According to WHO, laboratory analysis by India’s Central Drugs Standard Control Organization (CDSCO) confirmed on October 8, 2025, that the medicines contained diethylene glycol (DEG) — a toxic industrial solvent — at levels far exceeding safety limits. Exposure to DEG can cause vomiting, abdominal pain, acute kidney failure, neurological damage, and can be fatal, particularly among children.
The contaminated syrups were produced by three Indian firms — Sresan Pharmaceutical (COLDRIF), Rednex Pharmaceuticals (Respifresh TR), and Shape Pharma (ReLife). Following WHO’s findings, CDSCO has ordered an immediate suspension of production, recall of the affected batches, and revocation of product licenses for the implicated companies. Authorities have stated that there is no evidence of export of the contaminated medicines at this time.
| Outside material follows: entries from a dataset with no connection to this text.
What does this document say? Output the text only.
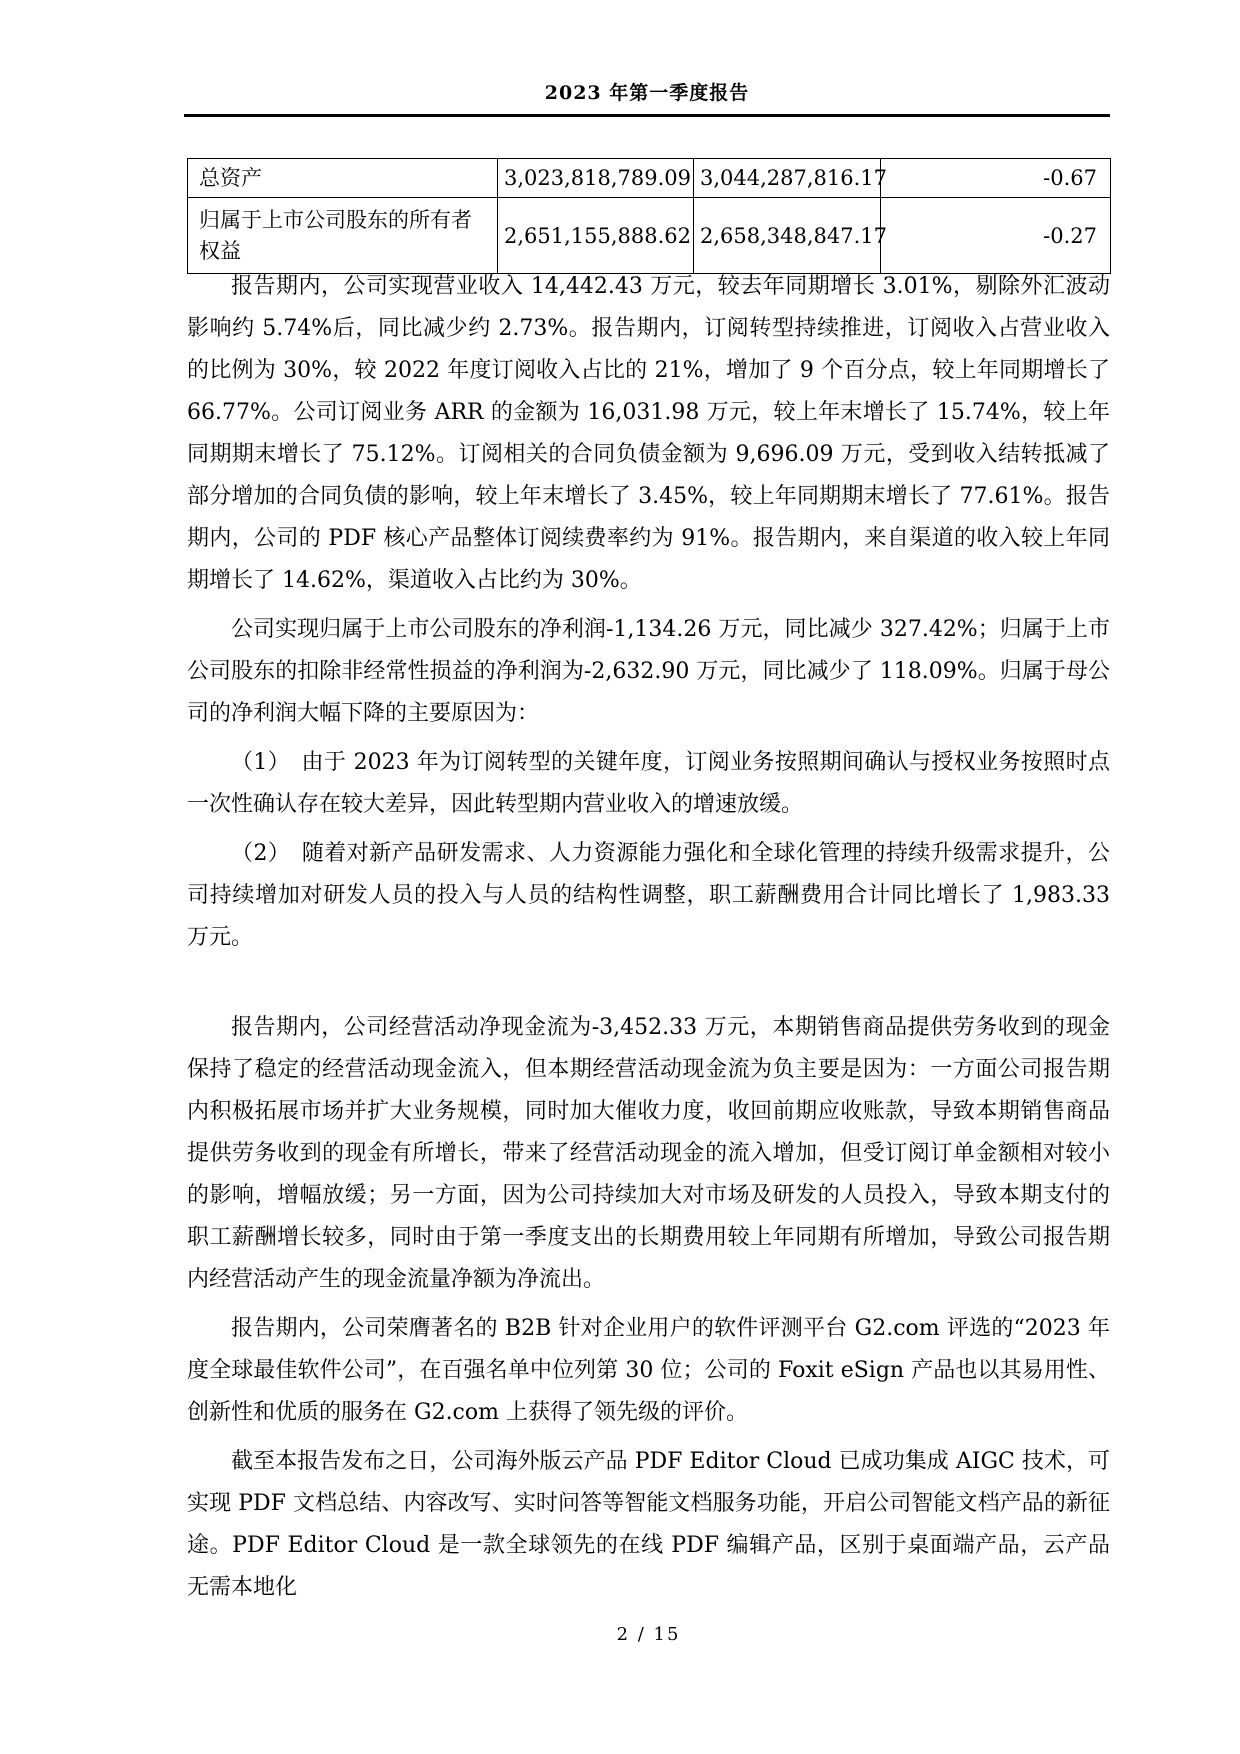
2023 年第一季度报告
总资产	3,023,818,789.09	3,044,287,816.17	-0.67
归属于上市公司股东的所有者权益	2,651,155,888.62	2,658,348,847.17	-0.27

报告期内，公司实现营业收入 14,442.43 万元，较去年同期增长 3.01%，剔除外汇波动影响约 5.74%后，同比减少约 2.73%。报告期内，订阅转型持续推进，订阅收入占营业收入的比例为 30%，较 2022 年度订阅收入占比的 21%，增加了 9 个百分点，较上年同期增长了 66.77%。公司订阅业务 ARR 的金额为 16,031.98 万元，较上年末增长了 15.74%，较上年同期期末增长了 75.12%。订阅相关的合同负债金额为 9,696.09 万元，受到收入结转抵减了部分增加的合同负债的影响，较上年末增长了 3.45%，较上年同期期末增长了 77.61%。报告期内，公司的 PDF 核心产品整体订阅续费率约为 91%。报告期内，来自渠道的收入较上年同期增长了 14.62%，渠道收入占比约为 30%。

公司实现归属于上市公司股东的净利润-1,134.26 万元，同比减少 327.42%；归属于上市公司股东的扣除非经常性损益的净利润为-2,632.90 万元，同比减少了 118.09%。归属于母公司的净利润大幅下降的主要原因为：

（1）　由于 2023 年为订阅转型的关键年度，订阅业务按照期间确认与授权业务按照时点一次性确认存在较大差异，因此转型期内营业收入的增速放缓。

（2）　随着对新产品研发需求、人力资源能力强化和全球化管理的持续升级需求提升，公司持续增加对研发人员的投入与人员的结构性调整，职工薪酬费用合计同比增长了 1,983.33 万元。

报告期内，公司经营活动净现金流为-3,452.33 万元，本期销售商品提供劳务收到的现金保持了稳定的经营活动现金流入，但本期经营活动现金流为负主要是因为：一方面公司报告期内积极拓展市场并扩大业务规模，同时加大催收力度，收回前期应收账款，导致本期销售商品提供劳务收到的现金有所增长，带来了经营活动现金的流入增加，但受订阅订单金额相对较小的影响，增幅放缓；另一方面，因为公司持续加大对市场及研发的人员投入，导致本期支付的职工薪酬增长较多，同时由于第一季度支出的长期费用较上年同期有所增加，导致公司报告期内经营活动产生的现金流量净额为净流出。

报告期内，公司荣膺著名的 B2B 针对企业用户的软件评测平台 G2.com 评选的“2023 年度全球最佳软件公司”，在百强名单中位列第 30 位；公司的 Foxit eSign 产品也以其易用性、创新性和优质的服务在 G2.com 上获得了领先级的评价。

截至本报告发布之日，公司海外版云产品 PDF Editor Cloud 已成功集成 AIGC 技术，可实现 PDF 文档总结、内容改写、实时问答等智能文档服务功能，开启公司智能文档产品的新征途。PDF Editor Cloud 是一款全球领先的在线 PDF 编辑产品，区别于桌面端产品，云产品无需本地化

2 / 15
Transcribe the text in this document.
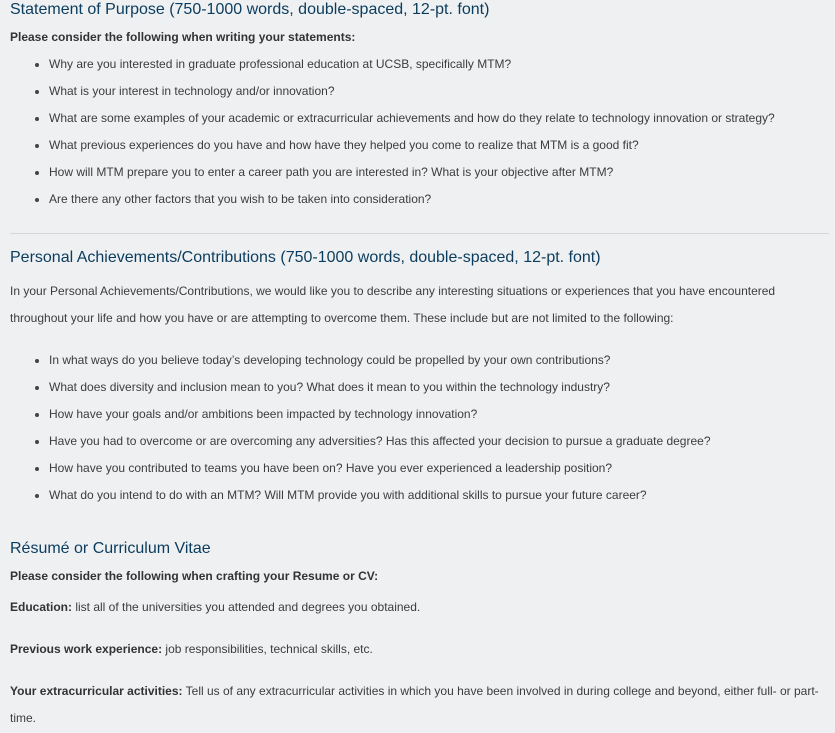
Statement of Purpose (750-1000 words, double-spaced, 12-pt. font)

Please consider the following when writing your statements:

Why are you interested in graduate professional education at UCSB, specifically MTM?
What is your interest in technology and/or innovation?
What are some examples of your academic or extracurricular achievements and how do they relate to technology innovation or strategy?
What previous experiences do you have and how have they helped you come to realize that MTM is a good fit?
How will MTM prepare you to enter a career path you are interested in? What is your objective after MTM?
Are there any other factors that you wish to be taken into consideration?
Personal Achievements/Contributions (750-1000 words, double-spaced, 12-pt. font)

In your Personal Achievements/Contributions, we would like you to describe any interesting situations or experiences that you have encountered throughout your life and how you have or are attempting to overcome them. These include but are not limited to the following:

In what ways do you believe today’s developing technology could be propelled by your own contributions?
What does diversity and inclusion mean to you? What does it mean to you within the technology industry?
How have your goals and/or ambitions been impacted by technology innovation?
Have you had to overcome or are overcoming any adversities? Has this affected your decision to pursue a graduate degree?
How have you contributed to teams you have been on? Have you ever experienced a leadership position?
What do you intend to do with an MTM? Will MTM provide you with additional skills to pursue your future career?
Résumé or Curriculum Vitae

Please consider the following when crafting your Resume or CV:

Education: list all of the universities you attended and degrees you obtained.

Previous work experience: job responsibilities, technical skills, etc.

Your extracurricular activities: Tell us of any extracurricular activities in which you have been involved in during college and beyond, either full- or part-time.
WHO has urged all national regulatory bodies to intensify market surveillance, particularly in informal or unregulated supply chains, and to immediately report the presence of these products if found. The organization also advised health-care professionals and consumers to avoid using the named medicines and to report any adverse health reactions without delay.
The alert comes amid growing global concern over the safety of pediatric formulations, as this latest incident exposes serious gaps in quality control and manufacturing oversight within segments of the Indian pharmaceutical industry. WHO emphasized that swift and coordinated action is essential to prevent further tragedies and to restore confidence in the safety of oral liquid medicines.